私は31歳の健康的な男性でかつ独身だから、夜に女性とふたりで食事をすることがたまにある。それ自体は何の問題もないはずだ。

互いのスケジュールを調整して日取りと店を決める。店はだいたい私の方で決めることが多いがこれはいい。行きたい店はいくつもあって迷うことは少ない。問題は乾杯のときなのだ。ここで全てが決まるんである。

乾杯のときに私は必ず「乾杯!」と言う。グラスを掲げてそれはもうほがらかに。いるはずのない新郎新婦が入場してくるくらいに。朝会ったら「おはよう!」夜に会えば「こんばんは!」。それと同じで、乾杯するときは「乾杯!」なのだ。しかしこれに「乾杯!」とこたえてくれる女性は意外と少ない。ひかえめかつ上品に「お疲れ様」と彼女たちは言うのである。

この時点で私の心は折れる。ああ、この女は俺のことを恋愛の対象として見ていないのだ、と。

私には「お疲れ様」を、仕事のときにしか出ない言葉だと思っている節がある。だから、これを食事の時に言われるとなんだか必要以上の距離を感じてしまうのだ。ああそうですか、お仕事モードですか、とふてくされてしまう。

きっとこの女だって明るく自然な笑顔で「乾杯!」と言うこともあるのだろう。いや、あるに違いない。しかし、そのとき彼女の向かいにいるのは私じゃない男。女ばかりか男にも好かれる人望も胸板も人一倍厚い商社マンあたりだろう。きっとアメフト部出身。大学からやり直させてほしい。

さて、「お疲れ様」と言われた私はもう心が折れてしまっているんで、会話は当然盛り上がらない。

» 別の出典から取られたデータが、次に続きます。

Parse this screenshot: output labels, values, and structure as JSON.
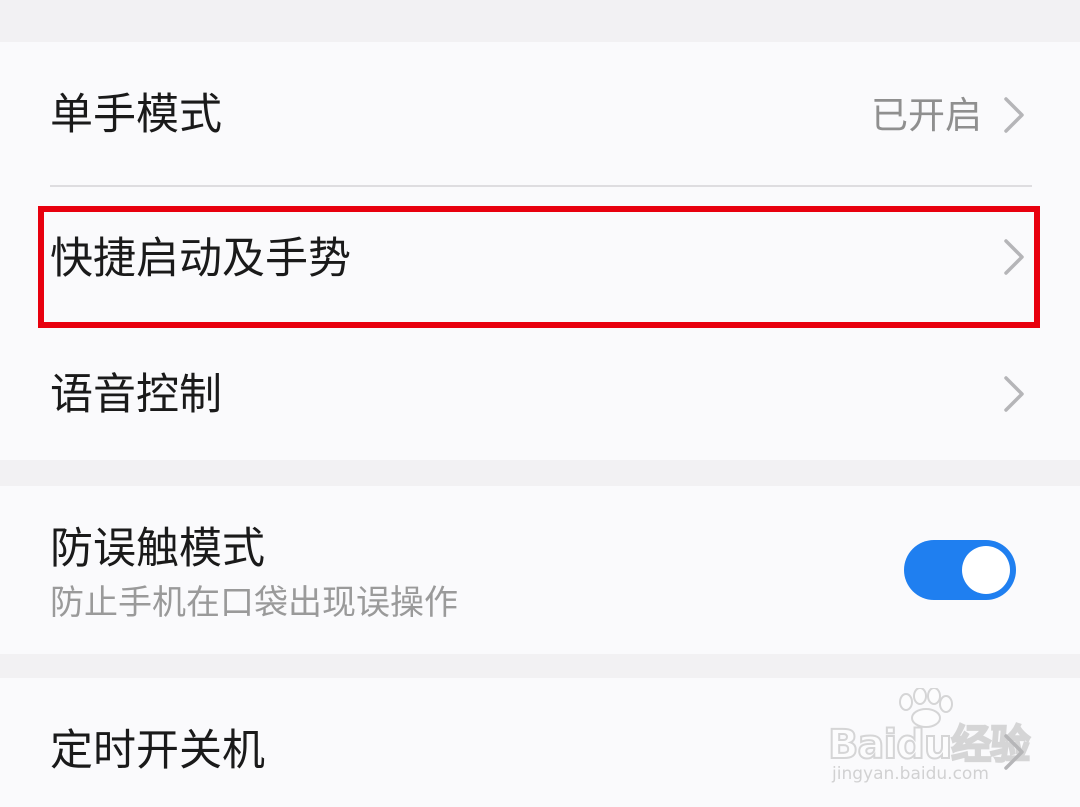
{
  "settings": {
    "one_hand_mode": {
      "label": "单手模式",
      "status": "已开启"
    },
    "quick_launch_gestures": {
      "label": "快捷启动及手势"
    },
    "voice_control": {
      "label": "语音控制"
    },
    "pocket_mode": {
      "label": "防误触模式",
      "description": "防止手机在口袋出现误操作",
      "enabled": true
    },
    "scheduled_power": {
      "label": "定时开关机"
    }
  },
  "annotation": {
    "highlight_color": "#e8000e",
    "highlighted_item": "快捷启动及手势"
  },
  "watermark": {
    "brand": "Baidu经验",
    "url": "jingyan.baidu.com"
  },
  "colors": {
    "toggle_on": "#1f7ff0",
    "background": "#f2f1f3",
    "card": "#fafafc"
  }
}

こっそりスマホを確認して、銭湯なんかに行っている友人たちと合流しようとしたりする。女の方もすっかり飽きてしまって、おしぼりを丁寧に丸めてもどしたりしている。そんなことをしたって彼女が無駄にした時間はもどらないというのに。

そうして女は私のもとから去っていく。作られた笑顔と丁寧なおじぎ、そして「お疲れ様でした」という言葉だけを残して。